Not everyone can take an HBO education. Only with certain previous education a student is admitted to HBO. As a rule, a student is admitted to a HBO program if he or she has a Havo, Vwo or MBO-4 diploma, possibly supplemented with additional requirements (for example, certain subjects). So although you can't go to HBO "just like that," there is a lot of difference in prior education. A student with a Havo diploma is often slightly younger than a student with Vwo as a previous education. Moreover, the level of Vwo is higher and the education is more theoretical in nature. A student with a MBO-4 diploma has already completed a three- or four-year advanced education, is a bit older and has more experience studying. The dashboard shows that there are large differences in study success between students with different prior education. Students with a Vwo diploma graduate the fastest: of students who started a HBO program in 2008, 46% graduated after four years. This is more than one and a half times as many as students with a Havo diploma (28%) and also substantially more than students with a MBO-4 diploma (35%). What is further striking is that after 8 years, the percentage of students with a Havo diploma who graduated (67%) is higher than the percentage of graduates with an MBO-4 diploma (60%). So the Havists are catching up with the MBO graduates, so to speak

Female students do better than male at HBO

Besides prior education, gender is an important characteristic that influences study success. 40% of female students who started an HBO program in 2008 graduated after 4 years, compared to 27% of male students. So there are one and a half times more female students who graduate nominal (that is, in 4 years) than male students: a big difference. Men also do not make up this deficit in the following years.

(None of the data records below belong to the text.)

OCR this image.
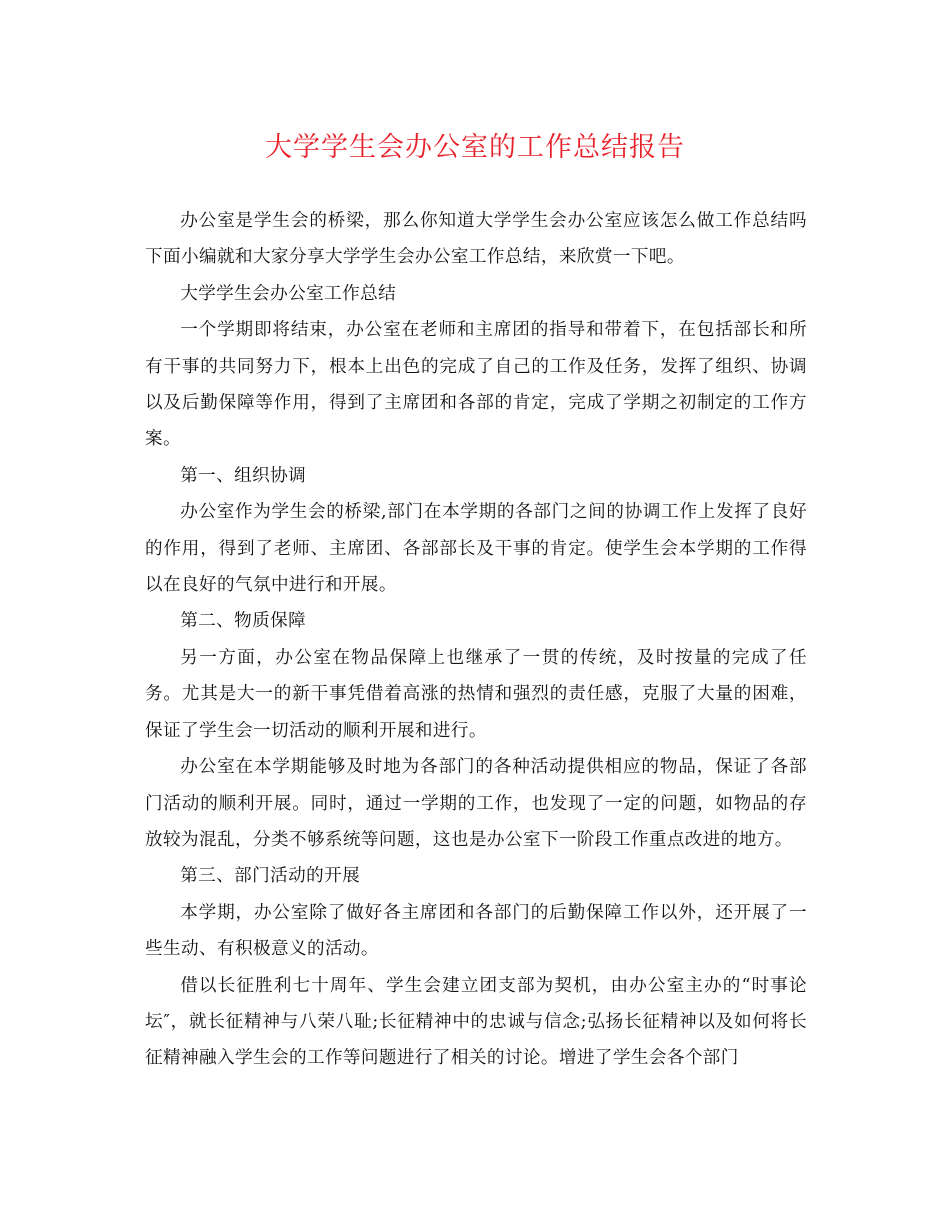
大学学生会办公室的工作总结报告

办公室是学生会的桥梁，那么你知道大学学生会办公室应该怎么做工作总结吗下面小编就和大家分享大学学生会办公室工作总结，来欣赏一下吧。

大学学生会办公室工作总结

一个学期即将结束，办公室在老师和主席团的指导和带着下，在包括部长和所有干事的共同努力下，根本上出色的完成了自己的工作及任务，发挥了组织、协调以及后勤保障等作用，得到了主席团和各部的肯定，完成了学期之初制定的工作方案。

第一、组织协调

办公室作为学生会的桥梁,部门在本学期的各部门之间的协调工作上发挥了良好的作用，得到了老师、主席团、各部部长及干事的肯定。使学生会本学期的工作得以在良好的气氛中进行和开展。

第二、物质保障

另一方面，办公室在物品保障上也继承了一贯的传统，及时按量的完成了任务。尤其是大一的新干事凭借着高涨的热情和强烈的责任感，克服了大量的困难，保证了学生会一切活动的顺利开展和进行。

办公室在本学期能够及时地为各部门的各种活动提供相应的物品，保证了各部门活动的顺利开展。同时，通过一学期的工作，也发现了一定的问题，如物品的存放较为混乱，分类不够系统等问题，这也是办公室下一阶段工作重点改进的地方。

第三、部门活动的开展

本学期，办公室除了做好各主席团和各部门的后勤保障工作以外，还开展了一些生动、有积极意义的活动。

借以长征胜利七十周年、学生会建立团支部为契机，由办公室主办的“时事论坛″，就长征精神与八荣八耻;长征精神中的忠诚与信念;弘扬长征精神以及如何将长征精神融入学生会的工作等问题进行了相关的讨论。增进了学生会各个部门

Knowledge about the influence of student characteristics on study success enables targeted support

Knowledge about the effects that certain characteristics or collections of characteristics (so-called profiles) of students have on study success is of great importance to educational institutions. The aforementioned characteristics in relation to study success are generally well known in higher education. However, if we go a little deeper and relate more detailed information about students to study success, surprising insights often emerge. Insights that are not based on gut and gut feeling, but on hard data. With this knowledge, an institution can tailor guidance and support for students as much as possible, such as with specific support packages and individual interventions. Recruitment, information and guidance can be adapted based on characteristics of the student population, so that new students have a realistic picture of programs and the workload involved.

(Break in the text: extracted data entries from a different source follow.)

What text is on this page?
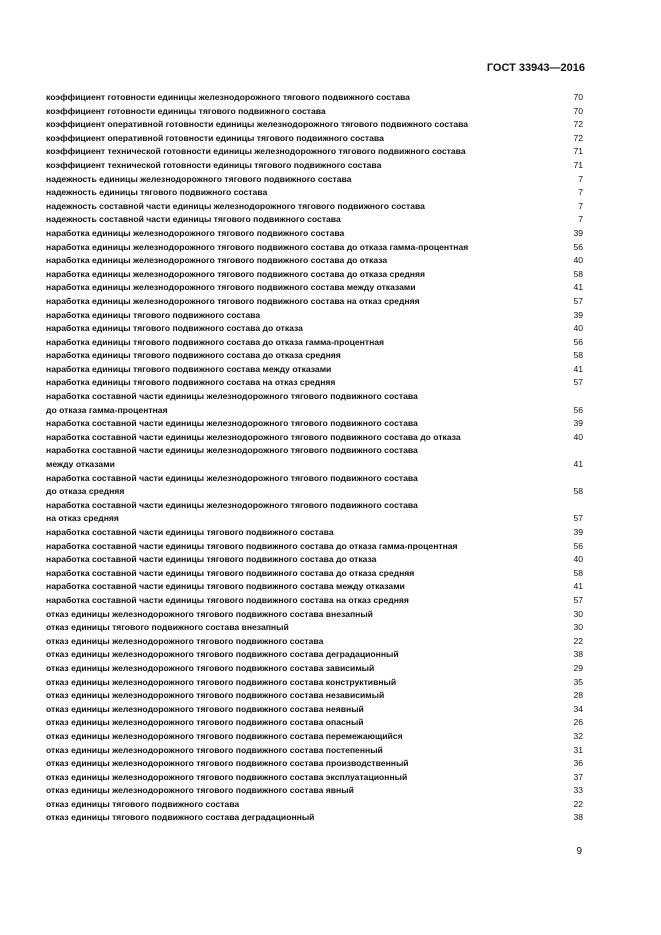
ГОСТ 33943—2016
коэффициент готовности единицы железнодорожного тягового подвижного состава	70
коэффициент готовности единицы тягового подвижного состава	70
коэффициент оперативной готовности единицы железнодорожного тягового подвижного состава	72
коэффициент оперативной готовности единицы тягового подвижного состава	72
коэффициент технической готовности единицы железнодорожного тягового подвижного состава	71
коэффициент технической готовности единицы тягового подвижного состава	71
надежность единицы железнодорожного тягового подвижного состава	7
надежность единицы тягового подвижного состава	7
надежность составной части единицы железнодорожного тягового подвижного состава	7
надежность составной части единицы тягового подвижного состава	7
наработка единицы железнодорожного тягового подвижного состава	39
наработка единицы железнодорожного тягового подвижного состава до отказа гамма-процентная	56
наработка единицы железнодорожного тягового подвижного состава до отказа	40
наработка единицы железнодорожного тягового подвижного состава до отказа средняя	58
наработка единицы железнодорожного тягового подвижного состава между отказами	41
наработка единицы железнодорожного тягового подвижного состава на отказ средняя	57
наработка единицы тягового подвижного состава	39
наработка единицы тягового подвижного состава до отказа	40
наработка единицы тягового подвижного состава до отказа гамма-процентная	56
наработка единицы тягового подвижного состава до отказа средняя	58
наработка единицы тягового подвижного состава между отказами	41
наработка единицы тягового подвижного состава на отказ средняя	57
наработка составной части единицы железнодорожного тягового подвижного состава
до отказа гамма-процентная	56
наработка составной части единицы железнодорожного тягового подвижного состава	39
наработка составной части единицы железнодорожного тягового подвижного состава до отказа	40
наработка составной части единицы железнодорожного тягового подвижного состава
между отказами	41
наработка составной части единицы железнодорожного тягового подвижного состава
до отказа средняя	58
наработка составной части единицы железнодорожного тягового подвижного состава
на отказ средняя	57
наработка составной части единицы тягового подвижного состава	39
наработка составной части единицы тягового подвижного состава до отказа гамма-процентная	56
наработка составной части единицы тягового подвижного состава до отказа	40
наработка составной части единицы тягового подвижного состава до отказа средняя	58
наработка составной части единицы тягового подвижного состава между отказами	41
наработка составной части единицы тягового подвижного состава на отказ средняя	57
отказ единицы железнодорожного тягового подвижного состава внезапный	30
отказ единицы тягового подвижного состава внезапный	30
отказ единицы железнодорожного тягового подвижного состава	22
отказ единицы железнодорожного тягового подвижного состава деградационный	38
отказ единицы железнодорожного тягового подвижного состава зависимый	29
отказ единицы железнодорожного тягового подвижного состава конструктивный	35
отказ единицы железнодорожного тягового подвижного состава независимый	28
отказ единицы железнодорожного тягового подвижного состава неявный	34
отказ единицы железнодорожного тягового подвижного состава опасный	26
отказ единицы железнодорожного тягового подвижного состава перемежающийся	32
отказ единицы железнодорожного тягового подвижного состава постепенный	31
отказ единицы железнодорожного тягового подвижного состава производственный	36
отказ единицы железнодорожного тягового подвижного состава эксплуатационный	37
отказ единицы железнодорожного тягового подвижного состава явный	33
отказ единицы тягового подвижного состава	22
отказ единицы тягового подвижного состава деградационный	38
9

The promise of learning analytics is great

In three blogs we have shown that learning analytics is about using insights obtained from analysis of (student) data at various levels. To get started successfully with learning analytics, it is important to approach it not as an ICT project but as a change task. Not only technology is important, but also strategy, processes, people and issues such as privacy, ethics and data protection. Ultimately, for a successful application of learning analytics, the teacher is the key to success. The use of data and analytics must find a place in the "professional image" of the teacher. It requires a different way of working that teachers and students must feel sufficiently senang with. 

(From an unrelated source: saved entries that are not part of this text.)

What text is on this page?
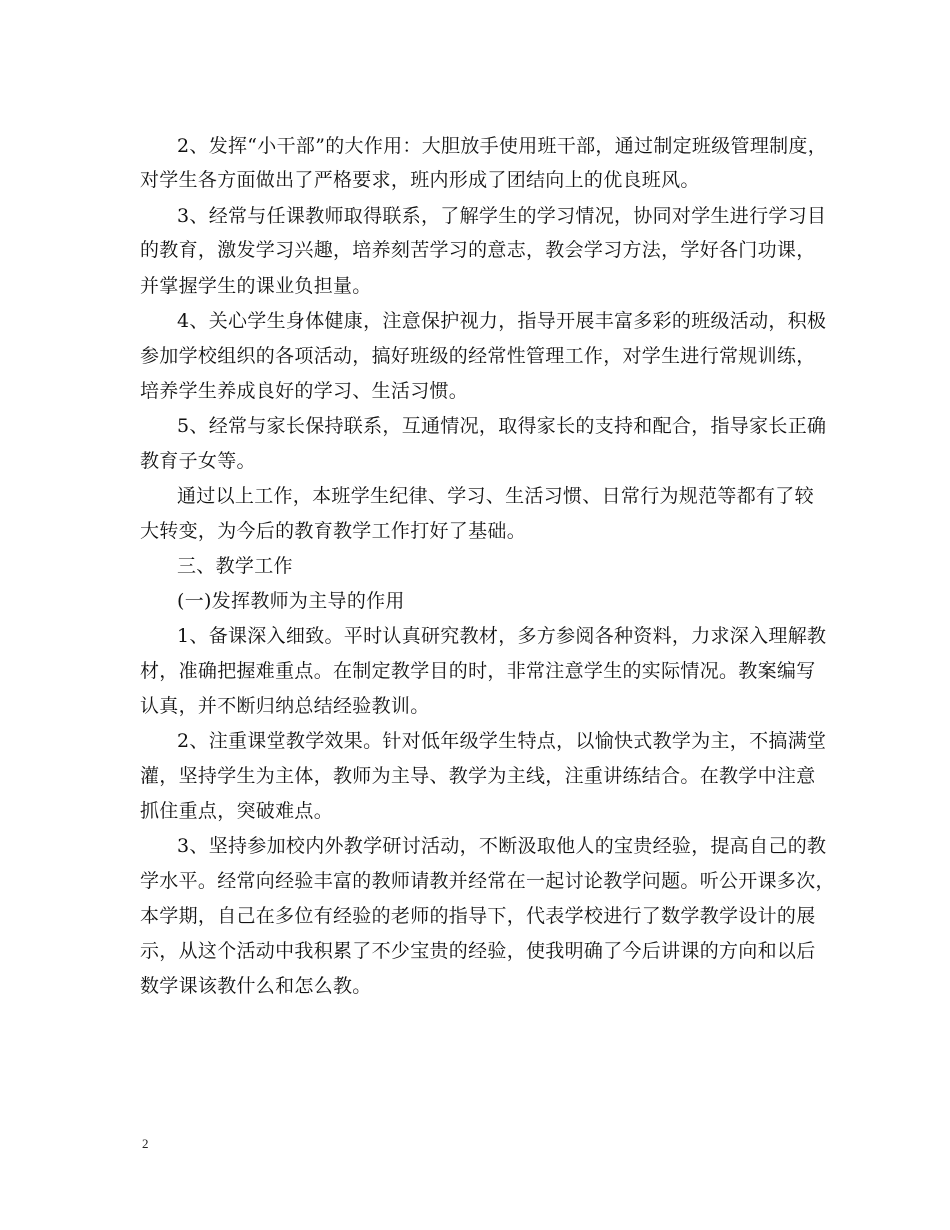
2、发挥“小干部”的大作用：大胆放手使用班干部，通过制定班级管理制度，
对学生各方面做出了严格要求，班内形成了团结向上的优良班风。
3、经常与任课教师取得联系，了解学生的学习情况，协同对学生进行学习目
的教育，激发学习兴趣，培养刻苦学习的意志，教会学习方法，学好各门功课，
并掌握学生的课业负担量。
4、关心学生身体健康，注意保护视力，指导开展丰富多彩的班级活动，积极
参加学校组织的各项活动，搞好班级的经常性管理工作，对学生进行常规训练，
培养学生养成良好的学习、生活习惯。
5、经常与家长保持联系，互通情况，取得家长的支持和配合，指导家长正确
教育子女等。
通过以上工作，本班学生纪律、学习、生活习惯、日常行为规范等都有了较
大转变，为今后的教育教学工作打好了基础。
三、教学工作
(一)发挥教师为主导的作用
1、备课深入细致。平时认真研究教材，多方参阅各种资料，力求深入理解教
材，准确把握难重点。在制定教学目的时，非常注意学生的实际情况。教案编写
认真，并不断归纳总结经验教训。
2、注重课堂教学效果。针对低年级学生特点，以愉快式教学为主，不搞满堂
灌，坚持学生为主体，教师为主导、教学为主线，注重讲练结合。在教学中注意
抓住重点，突破难点。
3、坚持参加校内外教学研讨活动，不断汲取他人的宝贵经验，提高自己的教
学水平。经常向经验丰富的教师请教并经常在一起讨论教学问题。听公开课多次，
本学期，自己在多位有经验的老师的指导下，代表学校进行了数学教学设计的展
示，从这个活动中我积累了不少宝贵的经验，使我明确了今后讲课的方向和以后
数学课该教什么和怎么教。
2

We used analyses of open education data and a dashboard to show the relationship between scale of educational institutions and student characteristics and study success. Based on these relatively easily obtained insights, we outlined several possible generic interventions for HBOs. More detailed information and detailed analyses will lead to more detailed insights, allowing for customization and appropriate individual interventions ahead. In short: the promise of learning analytics is great.